Es zieht. Fast immer. Wenn du auf 1.268 Metern stehst, pfeift dir der Allgäuer Wind ziemlich ungebremst um die Ohren, und genau das macht den Reiz aus. Wir befinden uns auf dem Falkenstein bei Pfronten. Man liest oft, es sei die höchstgelegene Burgruine Deutschlands. Ob das nun auf den Meter genau stimmt oder ob irgendein Steinhaufen in den Alpen noch drei Meter höher liegt, ist eigentlich wurscht. Fakt ist: Es fühlt sich verdammt hoch an. Der Blick fällt nicht einfach nur ins Tal, er stürzt förmlich hinab. Unten im Tal sieht Pfronten aus wie eine Modelleisenbahn, die jemand im Gras vergessen hat, während gegenüber der Aggenstein und der Breitenberg ihre Felswände in die Höhe schieben, als wollten sie angeben.

Wer hier heraufkommt, sucht meistens zwei Dinge: den Weitblick und diese seltsame Melancholie, die Orte umgibt, an denen Großes geplant war, aber nur Fragmente übrig blieben. Es riecht nach Fichtennadeln und feuchtem Kalkstein. Anders als bei den polierten Touristenmagneten im Ostallgäu trittst du hier auf unebenen Boden.
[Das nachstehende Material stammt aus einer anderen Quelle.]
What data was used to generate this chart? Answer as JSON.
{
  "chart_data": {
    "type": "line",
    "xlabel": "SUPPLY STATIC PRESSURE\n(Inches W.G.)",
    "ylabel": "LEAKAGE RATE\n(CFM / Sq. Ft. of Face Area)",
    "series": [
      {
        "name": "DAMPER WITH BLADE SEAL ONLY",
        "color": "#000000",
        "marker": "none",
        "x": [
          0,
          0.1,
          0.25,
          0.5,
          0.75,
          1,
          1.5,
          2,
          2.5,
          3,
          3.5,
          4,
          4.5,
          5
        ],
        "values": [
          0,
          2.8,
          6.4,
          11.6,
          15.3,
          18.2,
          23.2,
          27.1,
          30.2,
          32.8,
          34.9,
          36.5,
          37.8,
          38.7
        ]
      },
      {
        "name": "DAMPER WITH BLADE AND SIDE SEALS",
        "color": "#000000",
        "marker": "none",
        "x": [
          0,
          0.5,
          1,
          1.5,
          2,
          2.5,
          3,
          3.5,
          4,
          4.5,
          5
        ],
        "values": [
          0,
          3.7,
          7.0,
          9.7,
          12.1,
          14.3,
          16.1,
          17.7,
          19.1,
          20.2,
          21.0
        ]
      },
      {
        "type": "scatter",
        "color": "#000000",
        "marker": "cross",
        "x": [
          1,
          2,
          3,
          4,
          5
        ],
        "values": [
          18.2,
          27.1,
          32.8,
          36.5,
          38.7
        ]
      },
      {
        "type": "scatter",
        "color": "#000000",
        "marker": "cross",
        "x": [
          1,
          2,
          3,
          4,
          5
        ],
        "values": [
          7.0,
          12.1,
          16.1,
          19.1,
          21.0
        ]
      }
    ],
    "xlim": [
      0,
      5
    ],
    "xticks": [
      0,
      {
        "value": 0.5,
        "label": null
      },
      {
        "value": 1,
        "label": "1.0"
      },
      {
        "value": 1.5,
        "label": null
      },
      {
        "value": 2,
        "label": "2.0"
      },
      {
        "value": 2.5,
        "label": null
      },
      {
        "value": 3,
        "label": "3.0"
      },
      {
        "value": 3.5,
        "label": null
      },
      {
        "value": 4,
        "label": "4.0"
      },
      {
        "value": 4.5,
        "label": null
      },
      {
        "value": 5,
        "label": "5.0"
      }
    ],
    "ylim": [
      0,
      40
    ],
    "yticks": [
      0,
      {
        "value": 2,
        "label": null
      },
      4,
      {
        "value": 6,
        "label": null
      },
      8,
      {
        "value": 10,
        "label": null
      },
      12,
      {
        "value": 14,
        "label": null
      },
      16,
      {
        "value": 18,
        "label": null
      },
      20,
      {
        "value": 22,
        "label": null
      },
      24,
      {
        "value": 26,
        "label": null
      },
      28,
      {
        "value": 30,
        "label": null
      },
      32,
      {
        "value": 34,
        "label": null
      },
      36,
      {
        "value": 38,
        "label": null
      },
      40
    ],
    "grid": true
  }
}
Kein glatter Asphalt, sondern Schotter und Fels. Man muss schon ein bisserl aufpassen, wo man hintritt.

Eine Festung gegen den gesunden Menschenverstand

Bevor wir zum "Kini" kommen, müssen wir einen Blick zurückwerfen, denn die Ruine war schon da, lange bevor Ludwig II. seine Baupläne ausrollte. Hochmittelalter. Das war eine Zeit, in der Lage alles war und Komfort nichts. Bischof Ulrich von Augsburg soll den Bau im 11. Jahrhundert initiiert haben, oder zumindest die Sicherung der Grenze. Die Burg Falkenstein war eine Machtdemonstration, ein steinerner Mittelfinger gegen die Tiroler Nachbarn und diverse Raubritter. Man fragt sich unweigerlich, was das für eine Schinderei gewesen sein muss. Jeden einzelnen Stein, jeden Sack Mörtel, jedes Fass Wein hier raufzuschleppen. Ohne Lastenaufzug, nur mit Muskelkraft und fluchenden Knechten. Wer hier oben Dienst schob, hatte im Winter die A-Karte gezogen. Kalt, dunkel, einsam. Da half auch der schönste Ausblick ins Vilstal nichts, wenn dir der Hintern am Abtritt festfror.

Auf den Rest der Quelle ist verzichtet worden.